The Catholic Diocese is attempting to settle as many sex abuse claims as possible by mediating with victims who do not have assistance of counsel. This involves encouraging victims to attend a "pastoral interview" for "an open and candid discussion with a pastoral representative of the Diocese." I am quoting from a form dated June 12, 2002, and paid for by the Diocese. Not surprisingly, this form also says that by participating in the pastoral interview, the Diocese "does not waive any of its legal defenses, and specifically reserves the right to raise any and all legal defense available to it ... in the event the matter is not resolved at a pastoral interview".
Apparently the "open and candid interview" will involve pumping the victim for as much information as possible, which could be used against him in any later proceedings. In other words, this is a perversion of the confessional.
And do you think that the Diocese will also confess its sins during the "open and candid discussion"?
We should all be concerned when members of the Bar are involved in efforts that colorably, to even the slightest degree, subvert victims' rights to advice of counsel. Let there be no mistake: Any mediation involving psychologically traumatized people without legal representation cannot produce valid settlement of claims. On the contrary, such proceedings can and will generate new claims - not only against the Catholic Diocese, but also against any lawyers involved in these deceptions.
Every American is entitled to access to legal representation. This includes equally the victims, the abusers and those who have covered up the abuse. There is no dishonor in representing anyone. But there are dishonorable ways of persuading ignorant and traumatized people that they do not need lawyers. Nor can individuals meaningfully give up the right to legal representation until they first have a lawyer to explain to them what rights they are giving up.
No one in their right mind would suggest a mediation procedure in which a victim sits in a closed room with her rapist and the two try to "work things out." But victims of clergy abuse have not only been raped by individual criminals, they have been raped by a church in which they put their trust and their faith.

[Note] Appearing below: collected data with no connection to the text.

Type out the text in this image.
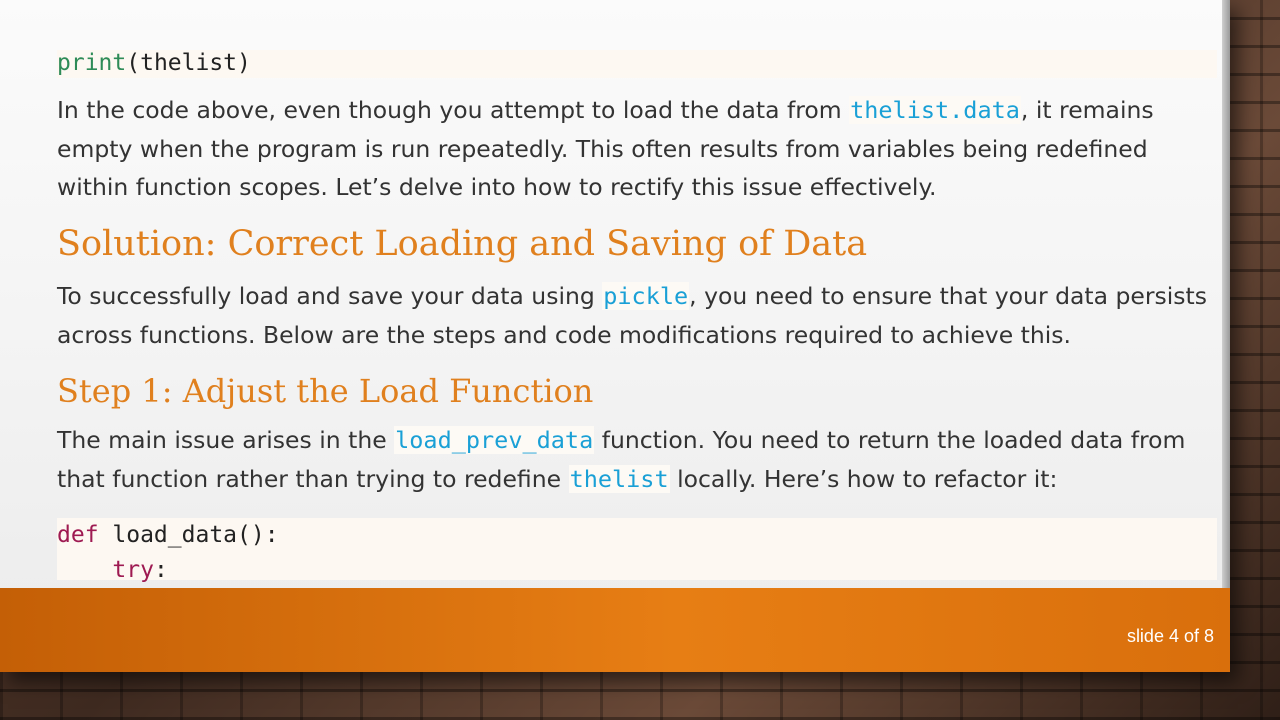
print(thelist)

In the code above, even though you attempt to load the data from thelist.data, it remains empty when the program is run repeatedly. This often results from variables being redefined within function scopes. Let’s delve into how to rectify this issue effectively.

Solution: Correct Loading and Saving of Data

To successfully load and save your data using pickle, you need to ensure that your data persists across functions. Below are the steps and code modifications required to achieve this.

Step 1: Adjust the Load Function

The main issue arises in the load_prev_data function. You need to return the loaded data from that function rather than trying to redefine thelist locally. Here’s how to refactor it:

def load_data():
try:
slide 4 of 8
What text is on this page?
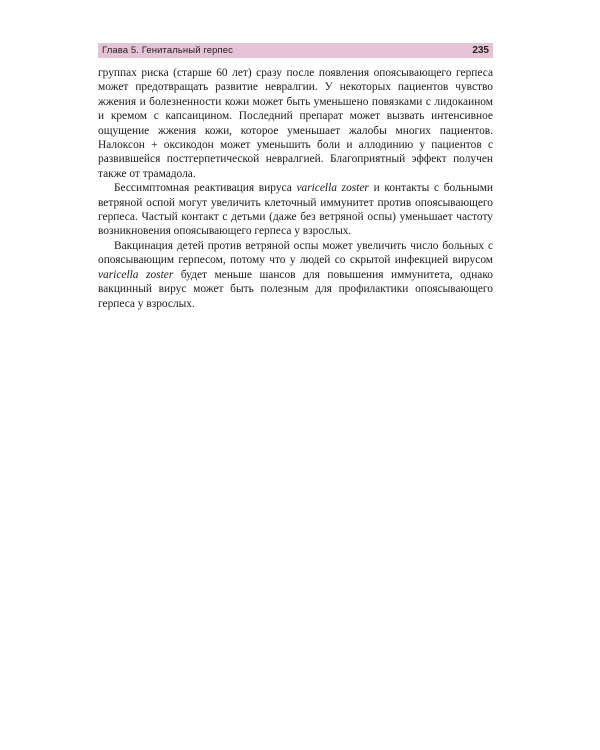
Глава 5. Генитальный герпес	235

группах риска (старше 60 лет) сразу после появления опоясывающего герпеса может предотвращать развитие невралгии. У некоторых пациентов чувство жжения и болезненности кожи может быть уменьшено повязками с лидокаином и кремом с капсаицином. Последний препарат может вызвать интенсивное ощущение жжения кожи, которое уменьшает жалобы многих пациентов. Налоксон + оксикодон может уменьшить боли и аллодинию у пациентов с развившейся постгерпетической невралгией. Благоприятный эффект получен также от трамадола.

Бессимптомная реактивация вируса varicella zoster и контакты с больными ветряной оспой могут увеличить клеточный иммунитет против опоясывающего герпеса. Частый контакт с детьми (даже без ветряной оспы) уменьшает частоту возникновения опоясывающего герпеса у взрослых.

Вакцинация детей против ветряной оспы может увеличить число больных с опоясывающим герпесом, потому что у людей со скрытой инфекцией вирусом varicella zoster будет меньше шансов для повышения иммунитета, однако вакцинный вирус может быть полезным для профилактики опоясывающего герпеса у взрослых.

Mediation without legal representation of the victim is a cruel hoax. "Pastoral interviews" of victims unrepresented by counsel are an ungodly exploitation of faith and a cheap legal trick.
Do you think that a traumatized person without legal counsel can sit on one side of a mediation table while the full panoply of the Roman Catholic Church, together with all the legal muscle money can buy, is on the other side, and that somehow a fair settlement will result? That would, indeed, be dealing in miracles - which is not our line of work.
If there is anything that the clergy sex abuse scandal teaches us, it is that claims of cover-up and misrepresentation in these matters will surface even decades later. Perhaps I have the gift of prophecy, for I predict that there will be a new scandal - not just against the Roman Catholic Church, but also against all lawyers who attempt to settle claims with victims while bamboozling them out of the right to legal counsel of their own.